Who built the Guardian of Forever?

Who built the Dyson Sphere?

How about the Preservers? Who were they and what happened to them?


I know I probably strayed too far from the topic, but once I was trying to respond to this post, I just couldn't stop the theorizing.


Anyway, my take on Starfleet not adopting other forms of travel...

As has been mentioned, they seem to play it ultra safe. If even a hint of failure shows, it gets shelved.
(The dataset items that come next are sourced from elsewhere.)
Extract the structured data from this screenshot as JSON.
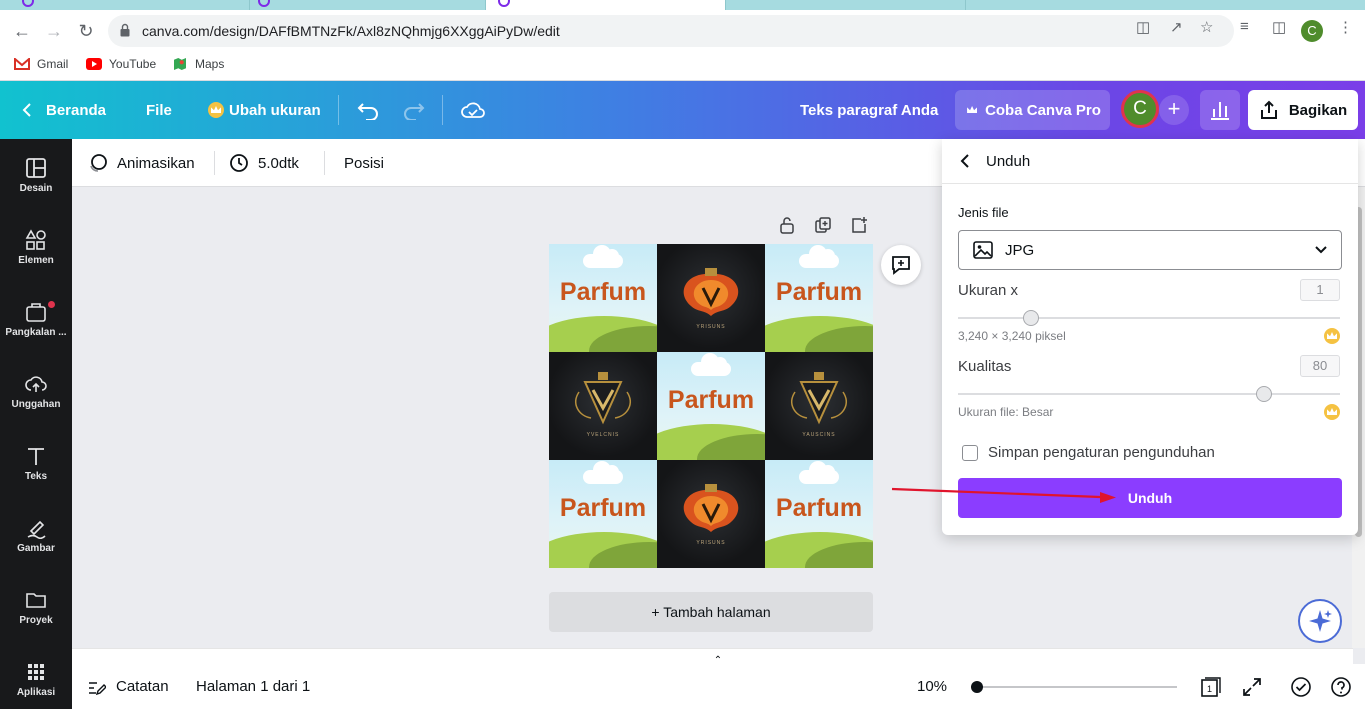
{
  "browser": {
    "url": "canva.com/design/DAFfBMTNzFk/Axl8zNQhmjg6XXggAiPyDw/edit",
    "profile_initial": "C",
    "bookmarks": [
      {
        "label": "Gmail",
        "icon": "gmail-icon"
      },
      {
        "label": "YouTube",
        "icon": "youtube-icon"
      },
      {
        "label": "Maps",
        "icon": "maps-icon"
      }
    ]
  },
  "header": {
    "home_label": "Beranda",
    "file_label": "File",
    "resize_label": "Ubah ukuran",
    "doc_title": "Teks paragraf Anda",
    "pro_label": "Coba Canva Pro",
    "avatar_initial": "C",
    "share_label": "Bagikan"
  },
  "sidebar": {
    "items": [
      {
        "label": "Desain",
        "icon": "layout-icon"
      },
      {
        "label": "Elemen",
        "icon": "shapes-icon"
      },
      {
        "label": "Pangkalan ...",
        "icon": "brand-kit-icon"
      },
      {
        "label": "Unggahan",
        "icon": "upload-cloud-icon"
      },
      {
        "label": "Teks",
        "icon": "text-icon"
      },
      {
        "label": "Gambar",
        "icon": "draw-icon"
      },
      {
        "label": "Proyek",
        "icon": "folder-icon"
      },
      {
        "label": "Aplikasi",
        "icon": "apps-grid-icon"
      }
    ]
  },
  "context_toolbar": {
    "animate_label": "Animasikan",
    "duration_label": "5.0dtk",
    "position_label": "Posisi"
  },
  "canvas": {
    "tile_text": "Parfum",
    "brand_text_1": "YRISUNS",
    "brand_text_2": "YVELCNIS",
    "brand_text_3": "YAUSCINS",
    "add_page_label": "+ Tambah halaman"
  },
  "footer": {
    "notes_label": "Catatan",
    "page_label": "Halaman 1 dari 1",
    "zoom_label": "10%",
    "page_count": "1"
  },
  "download_panel": {
    "title": "Unduh",
    "file_type_label": "Jenis file",
    "file_type_value": "JPG",
    "size_label": "Ukuran x",
    "size_value": "1",
    "size_fraction": 0.19,
    "size_hint": "3,240 × 3,240 piksel",
    "quality_label": "Kualitas",
    "quality_value": "80",
    "quality_fraction": 0.8,
    "quality_hint": "Ukuran file: Besar",
    "save_settings_label": "Simpan pengaturan pengunduhan",
    "save_settings_checked": false,
    "download_button": "Unduh"
  },
  "colors": {
    "accent_purple": "#8b3dff",
    "header_gradient_start": "#11c2cf",
    "header_gradient_end": "#7a3ee8",
    "annotation_arrow": "#e0142c"
  }
}
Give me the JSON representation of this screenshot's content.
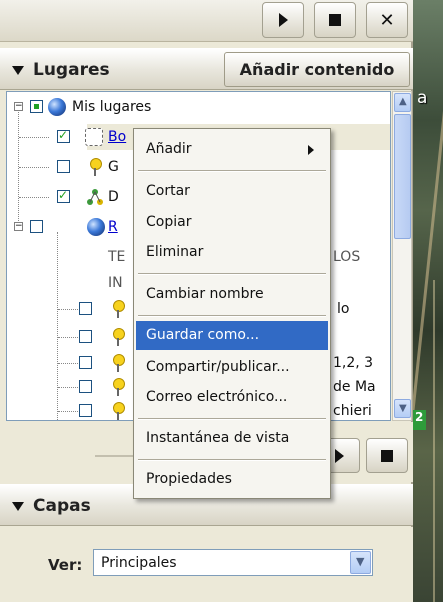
{
  "map": {
    "label": "a",
    "tag": "2"
  },
  "toolbar": {
    "play_icon": "play-icon",
    "stop_icon": "stop-icon",
    "close_glyph": "✕"
  },
  "places": {
    "title": "Lugares",
    "add_content": "Añadir contenido",
    "tree": [
      {
        "label": "Mis lugares",
        "icon": "globe-icon",
        "link": false
      },
      {
        "label": "Bo",
        "icon": "route-icon",
        "link": true,
        "selected": true
      },
      {
        "label": "G",
        "icon": "pushpin-icon",
        "link": false
      },
      {
        "label": "D",
        "icon": "network-icon",
        "link": false
      },
      {
        "label": "R",
        "icon": "globe-icon",
        "link": true
      },
      {
        "label": "TE",
        "label_right": "LOS",
        "icon": "",
        "link": false
      },
      {
        "label": "IN",
        "icon": "",
        "link": false
      },
      {
        "label": "",
        "label_right": "lo",
        "icon": "pushpin-icon",
        "link": false
      },
      {
        "label": "",
        "icon": "pushpin-icon",
        "link": false
      },
      {
        "label": "",
        "label_right": "1,2, 3",
        "icon": "pushpin-icon",
        "link": false
      },
      {
        "label": "",
        "label_right": "de Ma",
        "icon": "pushpin-icon",
        "link": false
      },
      {
        "label": "",
        "label_right": "chieri",
        "icon": "pushpin-icon",
        "link": false
      }
    ]
  },
  "context_menu": {
    "items": [
      {
        "label": "Añadir",
        "submenu": true
      },
      {
        "label": "Cortar"
      },
      {
        "label": "Copiar"
      },
      {
        "label": "Eliminar"
      },
      {
        "label": "Cambiar nombre"
      },
      {
        "label": "Guardar como...",
        "highlighted": true
      },
      {
        "label": "Compartir/publicar..."
      },
      {
        "label": "Correo electrónico..."
      },
      {
        "label": "Instantánea de vista"
      },
      {
        "label": "Propiedades"
      }
    ]
  },
  "layers": {
    "title": "Capas",
    "view_label": "Ver:",
    "view_value": "Principales"
  },
  "colors": {
    "highlight": "#316ac5",
    "link": "#0000cc"
  }
}
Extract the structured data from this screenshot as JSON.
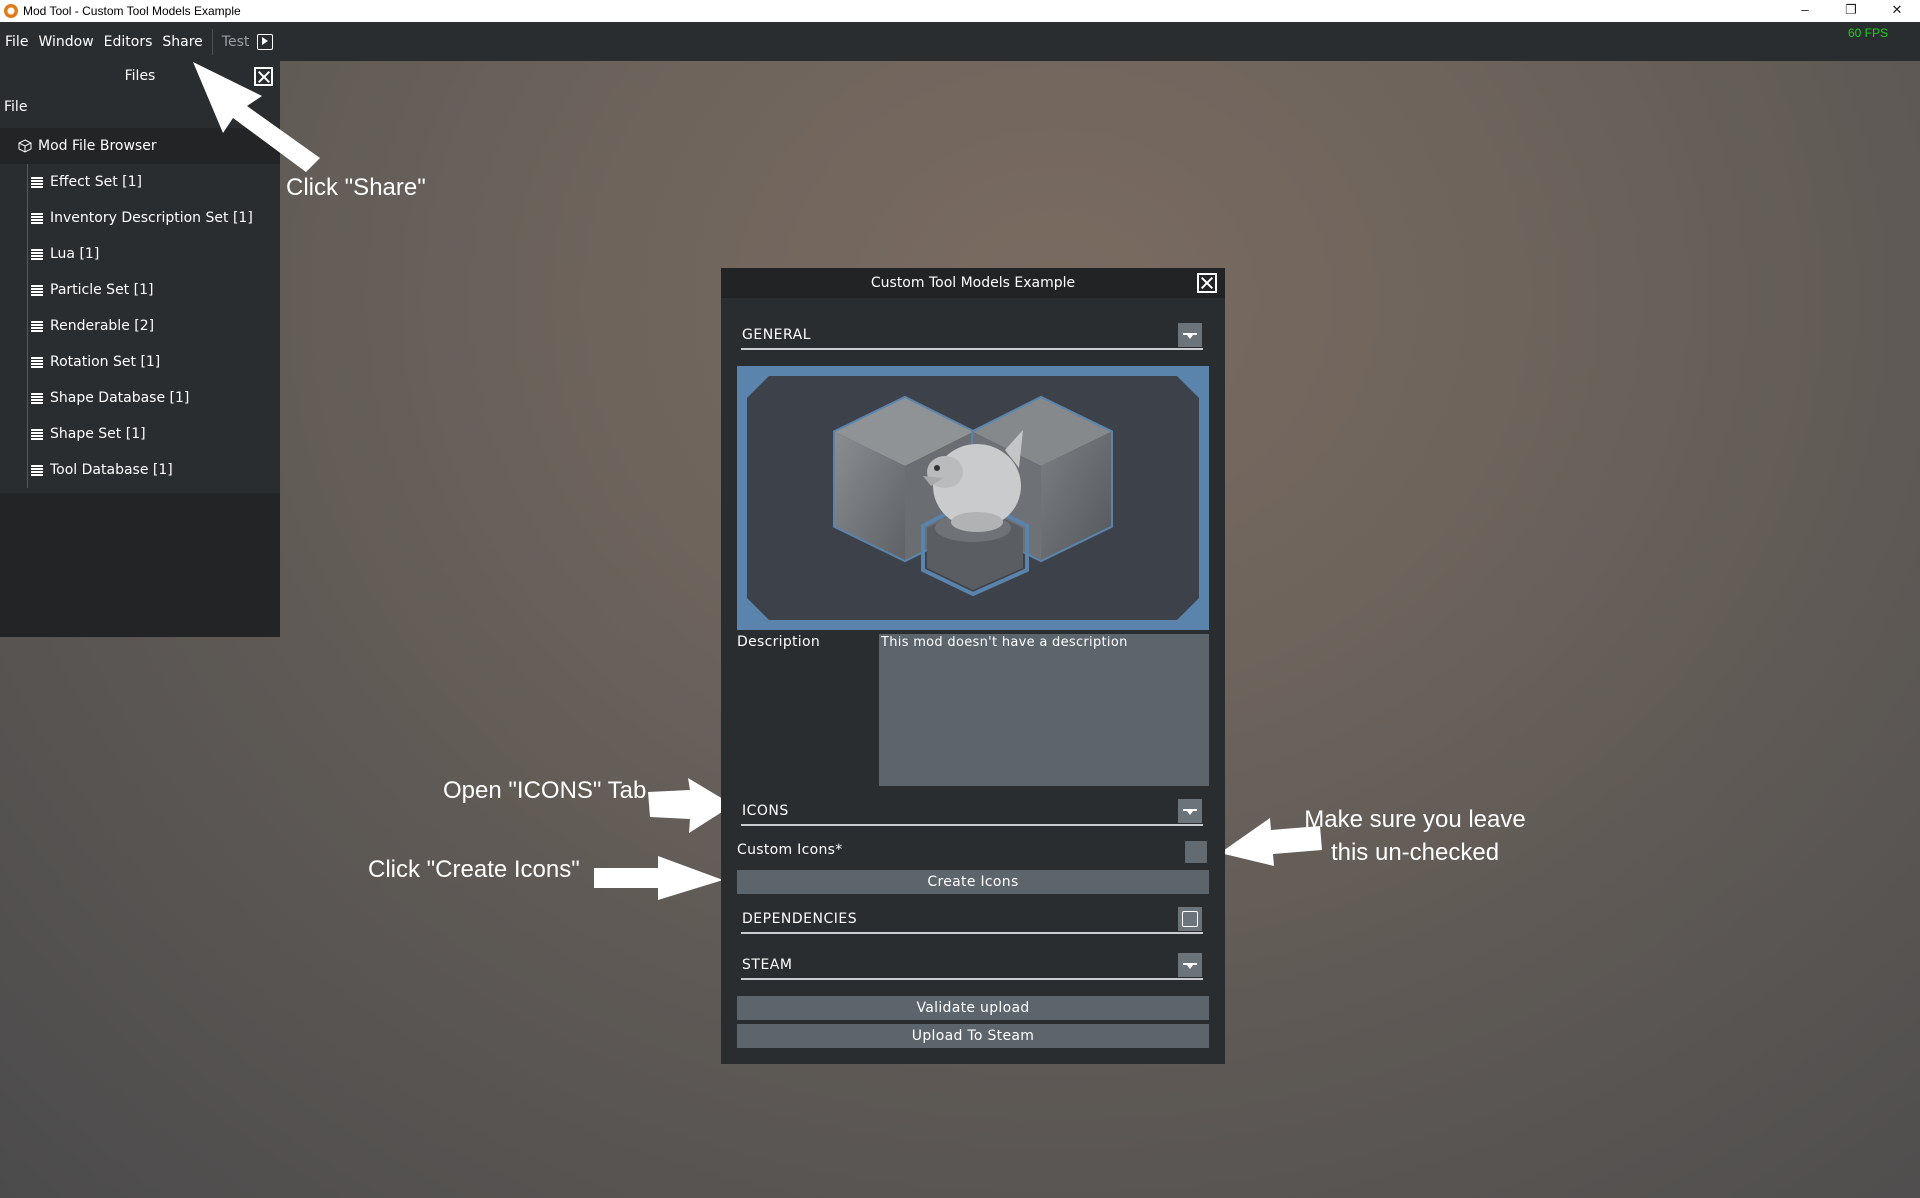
{
  "window": {
    "title": "Mod Tool - Custom Tool Models Example",
    "minimize": "–",
    "restore": "❐",
    "close": "✕"
  },
  "menu": {
    "items": [
      "File",
      "Window",
      "Editors",
      "Share"
    ],
    "test_label": "Test"
  },
  "fps": "60 FPS",
  "files_panel": {
    "title": "Files",
    "sub_menu": "File",
    "browser_title": "Mod File Browser",
    "items": [
      "Effect Set [1]",
      "Inventory Description Set [1]",
      "Lua [1]",
      "Particle Set [1]",
      "Renderable [2]",
      "Rotation Set [1]",
      "Shape Database [1]",
      "Shape Set [1]",
      "Tool Database [1]"
    ]
  },
  "dialog": {
    "title": "Custom Tool Models Example",
    "sections": {
      "general": "GENERAL",
      "icons": "ICONS",
      "dependencies": "DEPENDENCIES",
      "steam": "STEAM"
    },
    "description_label": "Description",
    "description_value": "This mod doesn't have a description",
    "custom_icons_label": "Custom Icons*",
    "custom_icons_checked": false,
    "create_icons": "Create Icons",
    "validate_upload": "Validate upload",
    "upload_to_steam": "Upload To Steam"
  },
  "annotations": {
    "click_share": "Click \"Share\"",
    "open_icons": "Open \"ICONS\" Tab",
    "click_create": "Click \"Create Icons\"",
    "leave_unchecked_line1": "Make sure you leave",
    "leave_unchecked_line2": "this un-checked"
  },
  "colors": {
    "fps": "#18d418",
    "preview_border": "#5b84ad",
    "panel": "#2a2d30"
  }
}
Lack of resources might also be a huge factor, such as the rarity of what was used in "TIMELESS".
 
Or they survived, but transcended the physical plane long ago, and now simply don't interfere with the primitive species rising there now - their own kind of prime directive.
 
As has been mentioned, they seem to play it ultra safe. If even a hint of failure shows, it gets shelved.
I always go back to this. Starfleet shelves technology incredibly quickly. They like the status quo and maintain it unless something proves itself. And they are not the only power to do so. The Klingons were experimenting with the phasing cloak and abandon it. Same with the Romulans after an accident.
 
The idea that evolution is an ordinal progression from inferiority to superiority is a deeply un-scientific, problematic idea that has no basis in reality, and I wish previous Star Trek productions has never introduced it.
 
Evolution is mutation, reproduction, death, and no more. By the laws of mathematics, it will produce lifeforms that survive longer and produce more offspring, but that doesn't make them "superior"... just better suited for existing under certain conditions.
 
Evolution is mutation, reproduction, death, and no more. By the laws of mathematics, it will produce lifeforms that survive longer and produce more offspring, but that doesn't make them "superior"... just better suited for existing under certain conditions.

The non-random selection of randomly varying traits.